Bank implicated in Libor rigging
THE Bank of England repeatedly pressured commercial banks to lower their settings for the benchmark London Interbank Offered Rate during the 2008 financial crisis, according to the BBC.
The report cited a secret recording in which a senior manager at a large UK bank instructed a Libor submitter to lower his rates.
"The bottom line is you're going to absolutely hate this ... but we've had some very serious pressure from the UK government and the Bank of England about pushing our Libors lower," the BBC cited the manager as saying on the recording.
Libor is the rate at which banks lend to each other, and is used to set millions of pounds worth of financial deals including car loans and mortgages. It is also used in complex overseas financial transactions.
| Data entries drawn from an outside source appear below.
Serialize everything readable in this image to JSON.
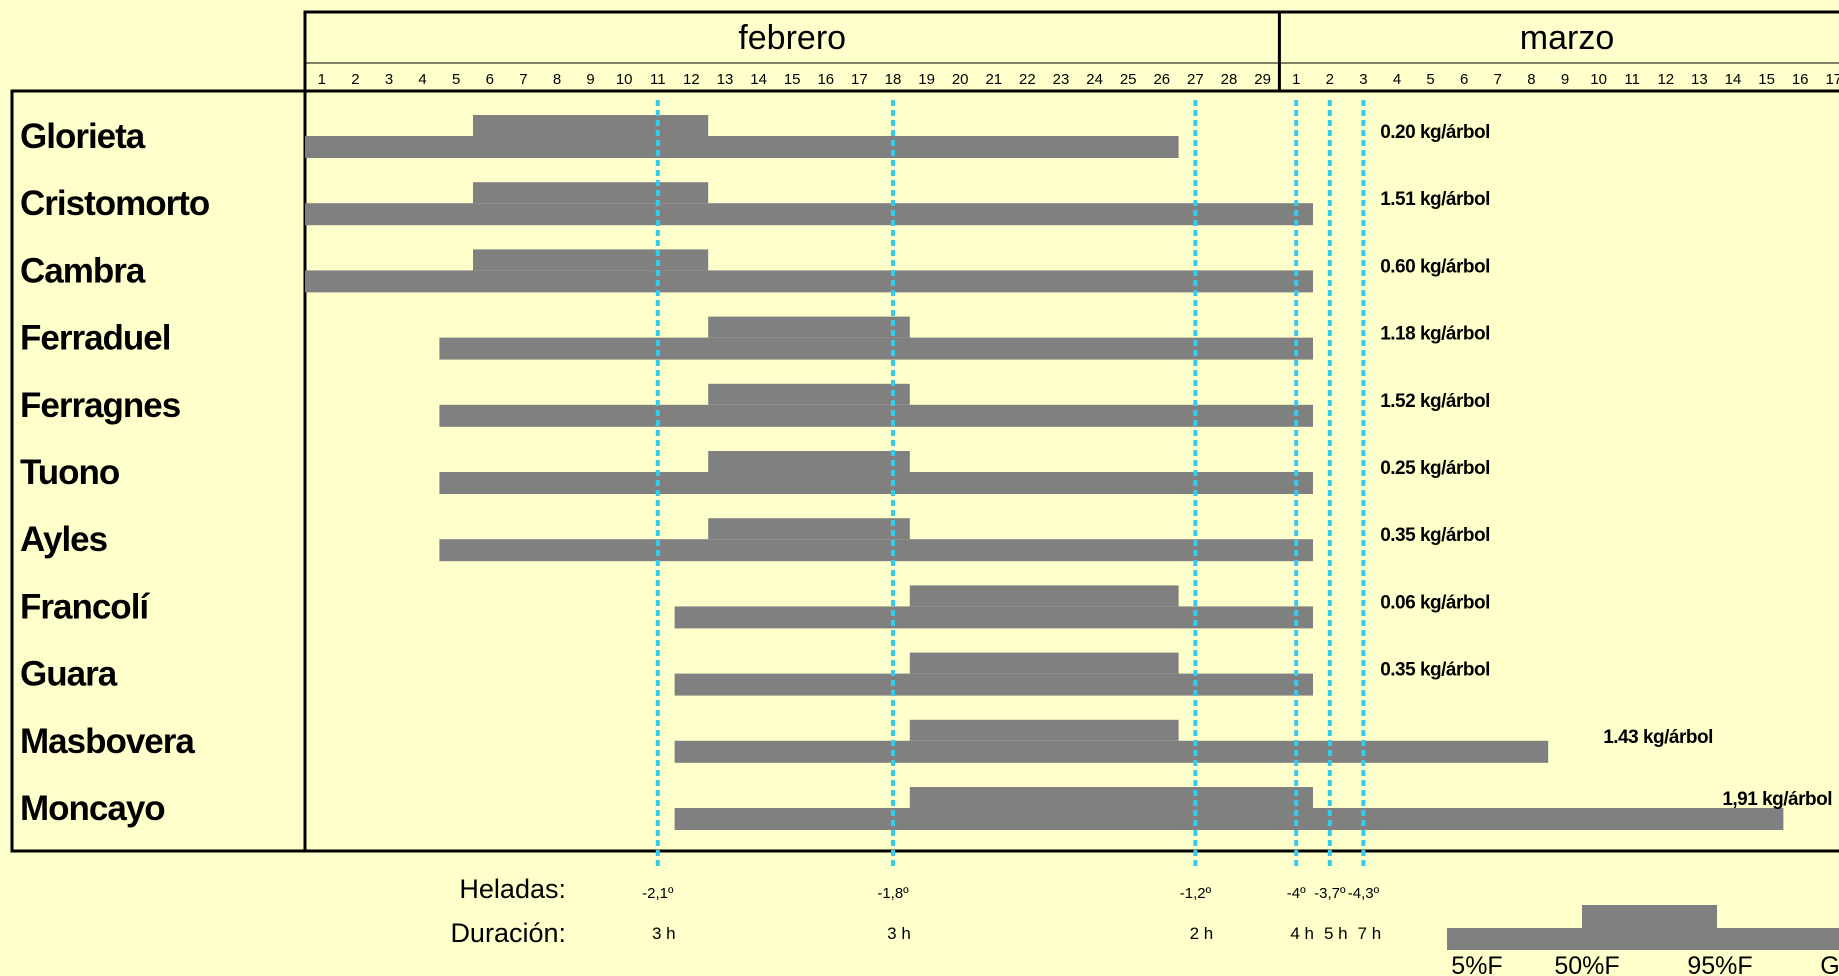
{
  "chart_data": {
    "type": "bar",
    "months": [
      {
        "name": "febrero",
        "days": 29
      },
      {
        "name": "marzo",
        "days": 17
      }
    ],
    "rows": [
      {
        "variety": "Glorieta",
        "first": {
          "month": "febrero",
          "day": 1
        },
        "full_start": {
          "month": "febrero",
          "day": 5
        },
        "full_end": {
          "month": "febrero",
          "day": 12
        },
        "last": {
          "month": "febrero",
          "day": 26
        },
        "yield": "0.20 kg/árbol"
      },
      {
        "variety": "Cristomorto",
        "first": {
          "month": "febrero",
          "day": 1
        },
        "full_start": {
          "month": "febrero",
          "day": 5
        },
        "full_end": {
          "month": "febrero",
          "day": 12
        },
        "last": {
          "month": "marzo",
          "day": 1
        },
        "yield": "1.51 kg/árbol"
      },
      {
        "variety": "Cambra",
        "first": {
          "month": "febrero",
          "day": 1
        },
        "full_start": {
          "month": "febrero",
          "day": 5
        },
        "full_end": {
          "month": "febrero",
          "day": 12
        },
        "last": {
          "month": "marzo",
          "day": 1
        },
        "yield": "0.60 kg/árbol"
      },
      {
        "variety": "Ferraduel",
        "first": {
          "month": "febrero",
          "day": 5
        },
        "full_start": {
          "month": "febrero",
          "day": 12
        },
        "full_end": {
          "month": "febrero",
          "day": 18
        },
        "last": {
          "month": "marzo",
          "day": 1
        },
        "yield": "1.18 kg/árbol"
      },
      {
        "variety": "Ferragnes",
        "first": {
          "month": "febrero",
          "day": 5
        },
        "full_start": {
          "month": "febrero",
          "day": 12
        },
        "full_end": {
          "month": "febrero",
          "day": 18
        },
        "last": {
          "month": "marzo",
          "day": 1
        },
        "yield": "1.52 kg/árbol"
      },
      {
        "variety": "Tuono",
        "first": {
          "month": "febrero",
          "day": 5
        },
        "full_start": {
          "month": "febrero",
          "day": 12
        },
        "full_end": {
          "month": "febrero",
          "day": 18
        },
        "last": {
          "month": "marzo",
          "day": 1
        },
        "yield": "0.25 kg/árbol"
      },
      {
        "variety": "Ayles",
        "first": {
          "month": "febrero",
          "day": 5
        },
        "full_start": {
          "month": "febrero",
          "day": 12
        },
        "full_end": {
          "month": "febrero",
          "day": 18
        },
        "last": {
          "month": "marzo",
          "day": 1
        },
        "yield": "0.35 kg/árbol"
      },
      {
        "variety": "Francolí",
        "first": {
          "month": "febrero",
          "day": 12
        },
        "full_start": {
          "month": "febrero",
          "day": 18
        },
        "full_end": {
          "month": "febrero",
          "day": 26
        },
        "last": {
          "month": "marzo",
          "day": 1
        },
        "yield": "0.06 kg/árbol"
      },
      {
        "variety": "Guara",
        "first": {
          "month": "febrero",
          "day": 12
        },
        "full_start": {
          "month": "febrero",
          "day": 18
        },
        "full_end": {
          "month": "febrero",
          "day": 26
        },
        "last": {
          "month": "marzo",
          "day": 1
        },
        "yield": "0.35 kg/árbol"
      },
      {
        "variety": "Masbovera",
        "first": {
          "month": "febrero",
          "day": 12
        },
        "full_start": {
          "month": "febrero",
          "day": 18
        },
        "full_end": {
          "month": "febrero",
          "day": 26
        },
        "last": {
          "month": "marzo",
          "day": 8
        },
        "yield": "1.43 kg/árbol"
      },
      {
        "variety": "Moncayo",
        "first": {
          "month": "febrero",
          "day": 12
        },
        "full_start": {
          "month": "febrero",
          "day": 18
        },
        "full_end": {
          "month": "marzo",
          "day": 1
        },
        "last": {
          "month": "marzo",
          "day": 15
        },
        "yield": "1,91 kg/árbol"
      }
    ],
    "frosts": [
      {
        "month": "febrero",
        "day": 11,
        "temp": "-2,1º",
        "duration": "3 h"
      },
      {
        "month": "febrero",
        "day": 18,
        "temp": "-1,8º",
        "duration": "3 h"
      },
      {
        "month": "febrero",
        "day": 27,
        "temp": "-1,2º",
        "duration": "2 h"
      },
      {
        "month": "marzo",
        "day": 1,
        "temp": "-4º",
        "duration": "4 h"
      },
      {
        "month": "marzo",
        "day": 2,
        "temp": "-3,7º",
        "duration": "5 h"
      },
      {
        "month": "marzo",
        "day": 3,
        "temp": "-4,3º",
        "duration": "7 h"
      }
    ],
    "frost_label": "Heladas:",
    "duration_label": "Duración:",
    "legend": [
      "5%F",
      "50%F",
      "95%F",
      "G"
    ],
    "colors": {
      "bar": "#808080",
      "frost_line": "#33ccee",
      "background": "#ffffcc",
      "border": "#000000"
    }
  }
}
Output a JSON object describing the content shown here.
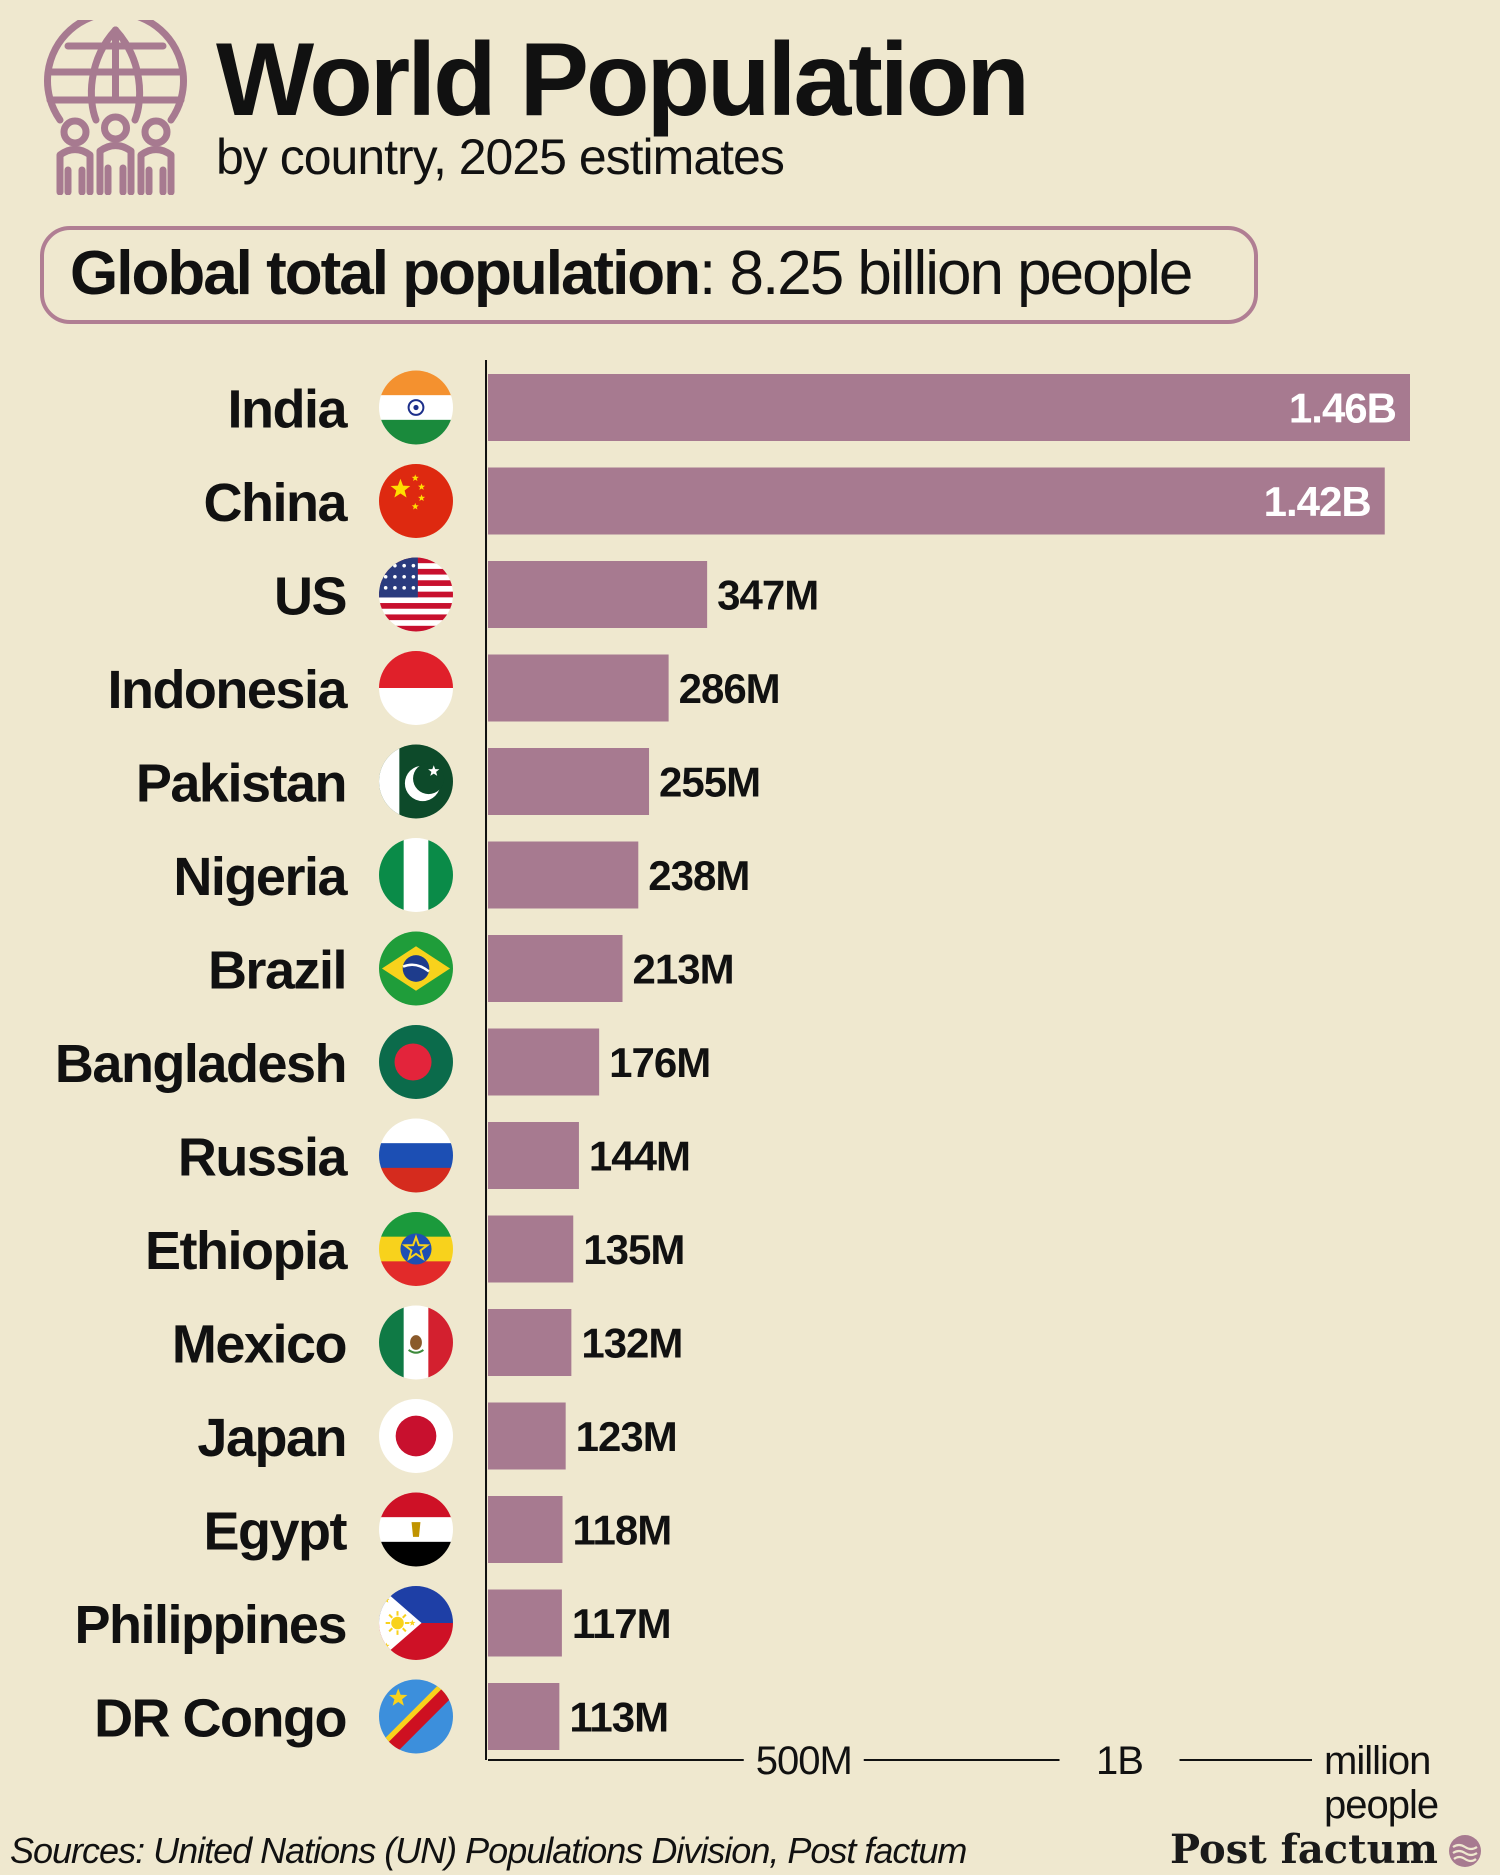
{
  "header": {
    "title": "World Population",
    "subtitle": "by country, 2025 estimates"
  },
  "total": {
    "label": "Global total population",
    "separator": ":",
    "value": "8.25 billion people"
  },
  "footer": {
    "sources": "Sources: United Nations (UN) Populations Division, Post factum",
    "brand": "Post factum"
  },
  "colors": {
    "bar": "#a77a90",
    "background": "#efe8cf",
    "accent": "#b07e93"
  },
  "chart_data": {
    "type": "bar",
    "orientation": "horizontal",
    "title": "",
    "xlabel": "million people",
    "x_unit": "million people",
    "xlim": [
      0,
      1460
    ],
    "x_ticks": [
      {
        "value": 500,
        "label": "500M"
      },
      {
        "value": 1000,
        "label": "1B"
      }
    ],
    "axis_end_label": [
      "million",
      "people"
    ],
    "categories": [
      "India",
      "China",
      "US",
      "Indonesia",
      "Pakistan",
      "Nigeria",
      "Brazil",
      "Bangladesh",
      "Russia",
      "Ethiopia",
      "Mexico",
      "Japan",
      "Egypt",
      "Philippines",
      "DR Congo"
    ],
    "values": [
      1460,
      1420,
      347,
      286,
      255,
      238,
      213,
      176,
      144,
      135,
      132,
      123,
      118,
      117,
      113
    ],
    "value_labels": [
      "1.46B",
      "1.42B",
      "347M",
      "286M",
      "255M",
      "238M",
      "213M",
      "176M",
      "144M",
      "135M",
      "132M",
      "123M",
      "118M",
      "117M",
      "113M"
    ],
    "flags": [
      "india-flag-icon",
      "china-flag-icon",
      "us-flag-icon",
      "indonesia-flag-icon",
      "pakistan-flag-icon",
      "nigeria-flag-icon",
      "brazil-flag-icon",
      "bangladesh-flag-icon",
      "russia-flag-icon",
      "ethiopia-flag-icon",
      "mexico-flag-icon",
      "japan-flag-icon",
      "egypt-flag-icon",
      "philippines-flag-icon",
      "dr-congo-flag-icon"
    ],
    "legend": "none",
    "grid": false
  }
}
A BOE spokesman said Libor and other global benchmarks "were not regulated in the UK or elsewhere during the period in question" and that the central bank has been assisting the Serious Fraud Office's investigations into Libor manipulation, by providing, on a voluntary basis, documents and records.
John McDonnell, shadow chancellor for the UK Labour Party, called for an immediate investigation, saying the report "contradicts past assurances about the role of the Bank of England in the Libor scandal," raising questions over trust in financial institutions.
Banks have paid more than $9bn (€8.5bn) in fines to settle accusations they rigged the benchmark Libor rate, used to value trillions of dollars worth of financial products.